As lágrimas misturaram-se numa parafernália agridoce, com a água que corria em pequenos feixes sobre o cabelo arruivado. Escorreram de mãos dadas, a doce e a salgada, em direcção a uma calma, que lhe devolvia o equilíbrio, que neste dia e nos últimos, estava cada vez mais forte e coeso, como se a corda bamba em que caminhava constantemente engrossasse à medida que a recordação ficava lá para trás, enterrada.
O toalhão turco secou-lhe as curvas do corpo, bem conservadas para quem estava no limiar dos trinta, e com um sorriso amargo afastou todas as lembranças do passado.
A indecisão sobre o que vestir ficou para trás 16 peças de roupa depois, e foi encontrar a mãe na cozinha com o pequeno almoço na mesa.

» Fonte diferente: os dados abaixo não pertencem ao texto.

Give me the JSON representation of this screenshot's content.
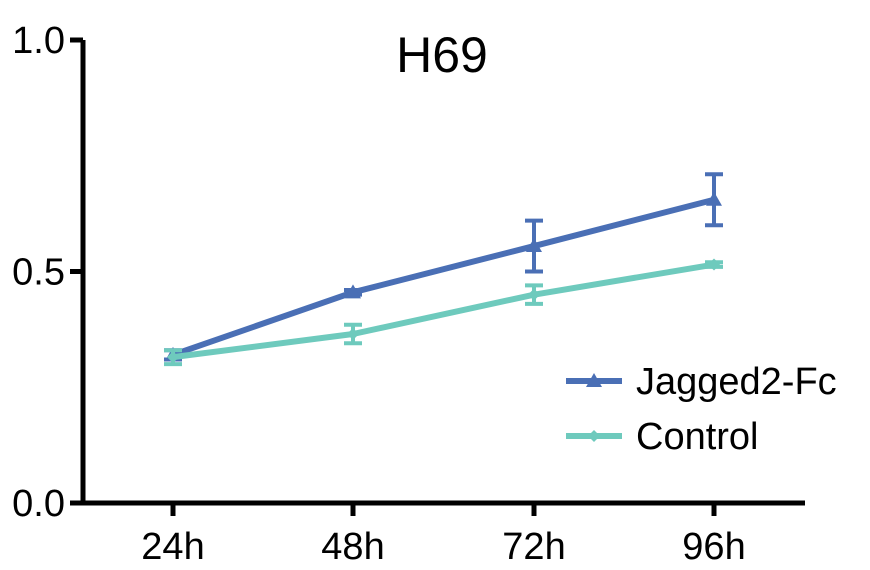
{
  "chart_data": {
    "type": "line",
    "title": "H69",
    "xlabel": "",
    "ylabel": "",
    "categories": [
      "24h",
      "48h",
      "72h",
      "96h"
    ],
    "ylim": [
      0,
      1.0
    ],
    "yticks": [
      0.0,
      0.5,
      1.0
    ],
    "ytick_labels": [
      "0.0",
      "0.5",
      "1.0"
    ],
    "grid": false,
    "legend_position": "bottom-right",
    "series": [
      {
        "name": "Jagged2-Fc",
        "values": [
          0.32,
          0.455,
          0.555,
          0.655
        ],
        "errors": [
          0.01,
          0.005,
          0.055,
          0.055
        ],
        "color": "#4a6fb5",
        "marker": "triangle"
      },
      {
        "name": "Control",
        "values": [
          0.315,
          0.365,
          0.45,
          0.515
        ],
        "errors": [
          0.015,
          0.02,
          0.02,
          0.005
        ],
        "color": "#6ecabd",
        "marker": "diamond"
      }
    ]
  }
}
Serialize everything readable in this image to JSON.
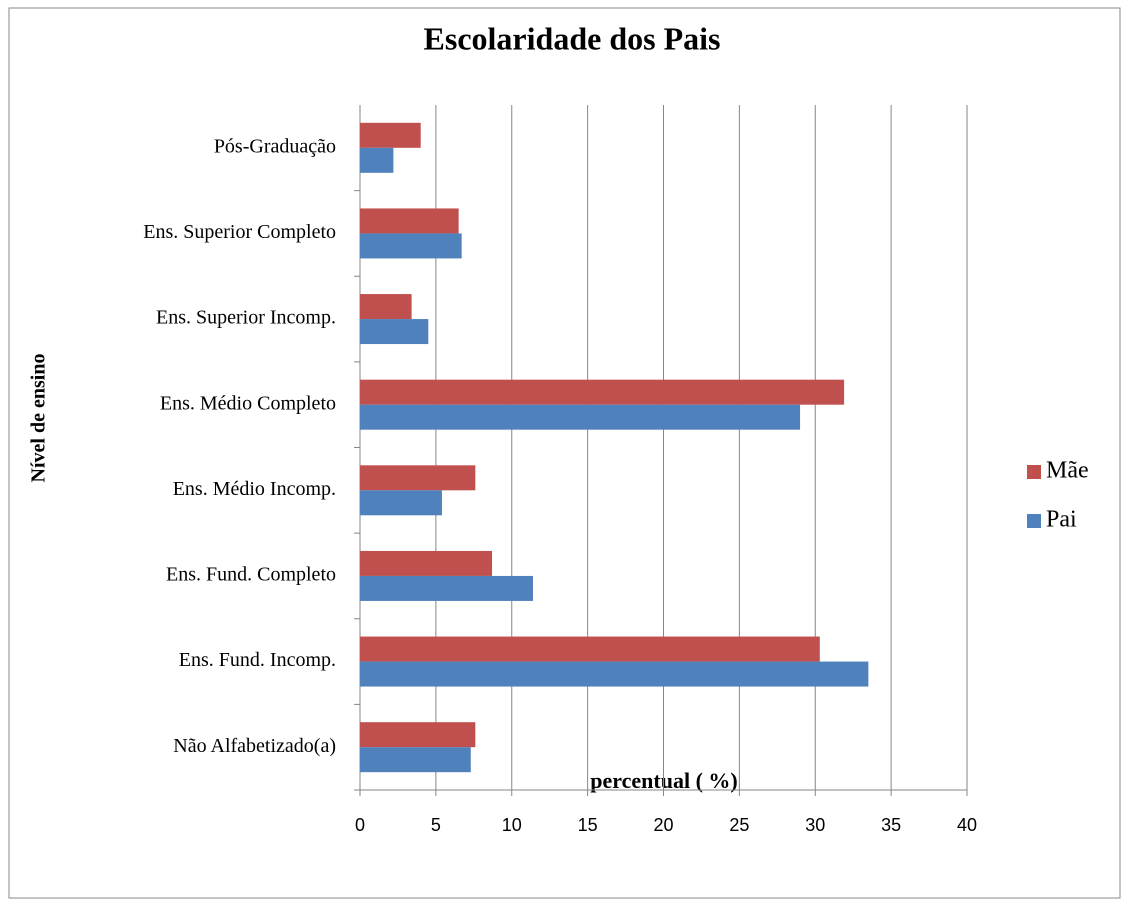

Relatou-lhe o fluxo anormal de recordações, que lhe causava estranheza e um pouco de aflição.
A mãe era uma imagem, de puro brilho, fazendo lembrar com a sua boa disposição uma amora no início do Verão, avermelhada mas não madura, com muito para viver, saudando o mundo a cada dia como se fosse sempre resplandecente e feliz. Comentou então, fugazmente, que nas recordações deve dar-se importância às boas e reportar o rancor e a mágoa para as costas da vida, aprendendo, todavia, sempre com estas coisas más. Anos de amargura e pensamentos mesquinhos tornam a memória enrugada e mordaz para nós próprios.
Continuaram a conversa recordando as pequenas coisas boas que tinham alimentado óptimos momentos, naquele passado longínquo e tão próximo.